The triple lock, you will recall, raises the basic state pension each April by prices, earnings, or 2.5% whichever is the highest. Prices are now (since 2012) measured by the Consumer Prices Index (CPI) and earnings are measured using the average earnings figure published each month which this month reached 2.7%.
The CPI used is the one for September – which is published mid-October.
The average earnings figure uses the measure for the whole economy, seasonally adjusted, taken from May to July, and compared with the same three months a year earlier. It is the figure for total pay (which includes bonuses) and waits for the revised estimate which is published a month after the provisional figure. That final figure is officially the statistic KAC3 for May to July (revised). It is also published mid-October.
If the figure published four months from now is above 2.5% then it will be inserted in the triple lock calculations instead of the 2.5% floor. So the fact that statistic KAC3 February to April (provisional) is 2.7% is highly significant. Not least because if we look back at the revised figures over the last twelve months and project them forward in a straight line, then KAC3 revised for May to July is projected to be 3.5%. If that turns out to be the true figure it will be good news for pensioners and bad news for the Chancellor.

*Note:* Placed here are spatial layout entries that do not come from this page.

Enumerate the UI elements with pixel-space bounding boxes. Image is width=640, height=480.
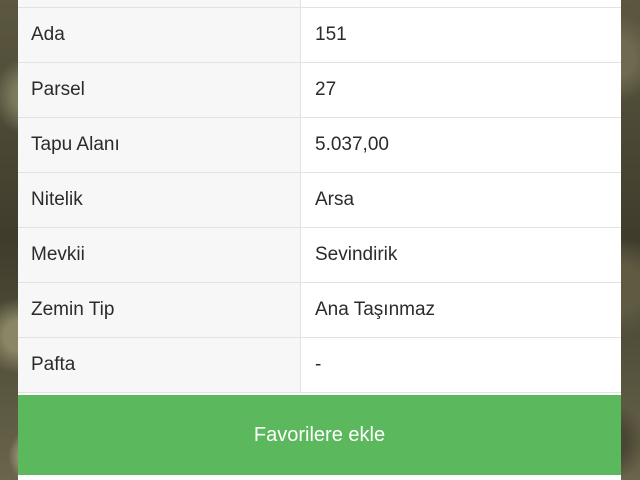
row-value: Sevindirik <box>315 244 398 265</box>
row-label: Zemin Tip <box>18 283 301 337</box>
row-label: Nitelik <box>18 173 301 227</box>
row-label: Parsel <box>18 63 301 117</box>
row-value: Ana Taşınmaz <box>315 299 436 320</box>
row-label: Ada <box>18 8 301 62</box>
row-label: Pafta <box>18 338 301 392</box>
row-value: 5.037,00 <box>315 134 389 155</box>
table-row-ada: Ada 151 <box>18 8 621 63</box>
row-value: Arsa <box>315 189 355 210</box>
row-value: - <box>315 354 322 375</box>
table-row-parsel: Parsel 27 <box>18 63 621 118</box>
row-value: 27 <box>315 79 337 100</box>
table-row-tapu-alani: Tapu Alanı 5.037,00 <box>18 118 621 173</box>
row-value: 151 <box>315 24 347 45</box>
table-row-zemin-tip: Zemin Tip Ana Taşınmaz <box>18 283 621 338</box>
parcel-details-table: Ada 151 Parsel 27 Tapu Alanı 5.037,00 Ni… <box>18 0 621 393</box>
row-label: Tapu Alanı <box>18 118 301 172</box>
add-to-favorites-button[interactable]: Favorilere ekle <box>18 395 621 475</box>
table-row-mevkii: Mevkii Sevindirik <box>18 228 621 283</box>
parcel-info-panel: Ada 151 Parsel 27 Tapu Alanı 5.037,00 Ni… <box>18 0 621 480</box>
table-row-pafta: Pafta - <box>18 338 621 393</box>
row-label: Mevkii <box>18 228 301 282</box>
table-row-partial <box>18 0 621 8</box>
table-row-nitelik: Nitelik Arsa <box>18 173 621 228</box>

The Office for Budget responsibility had estimated that the rise in average pay for 2015/16 would be 2.3% and CPI would be 0.2%. That meant the triple lock to fix the state pension next April would use 2.5% leading to a basic pension of £118.85 a week. But if the earnings rise is 3.5% then that would be the figure used instead of 2.5%. If so the basic state pension would rise from its present £115.95 not to £118.85 but by another £1.15 a week to £120.00. The extra cost of that extra rise for 13 million pensioners will be around £700 million in 2016/17. And each year after that the costs will grow as that amount is itself uprated. Over the parliament it could add £4 billion to the cost of the state pension.
The extra cost does not stop there. It also affects the starting level of the single tier state pension due from April which would have to be £1.15 higher than the £154.10 which a 2.5% rise implies. And that figure of £155.25 would then set the benchmark for the future because the triple lock – under present plans – applies to all new pensions from April 2016 paid up to that single tier amount.
In my April blog Triple Lock to Continue I estimated that the extra cost of using the triple lock rather than CPI to uprate the state pension was at least £12 billion and could be up to £17 billion over the current parliament (see http://paullewismoney.blogspot.co.uk/2015/04/triple-lock-to-continue.html). If wage growth is higher than the official predictions – and this month’s data indicates it might be – then the extra cost of the triple lock will be even higher.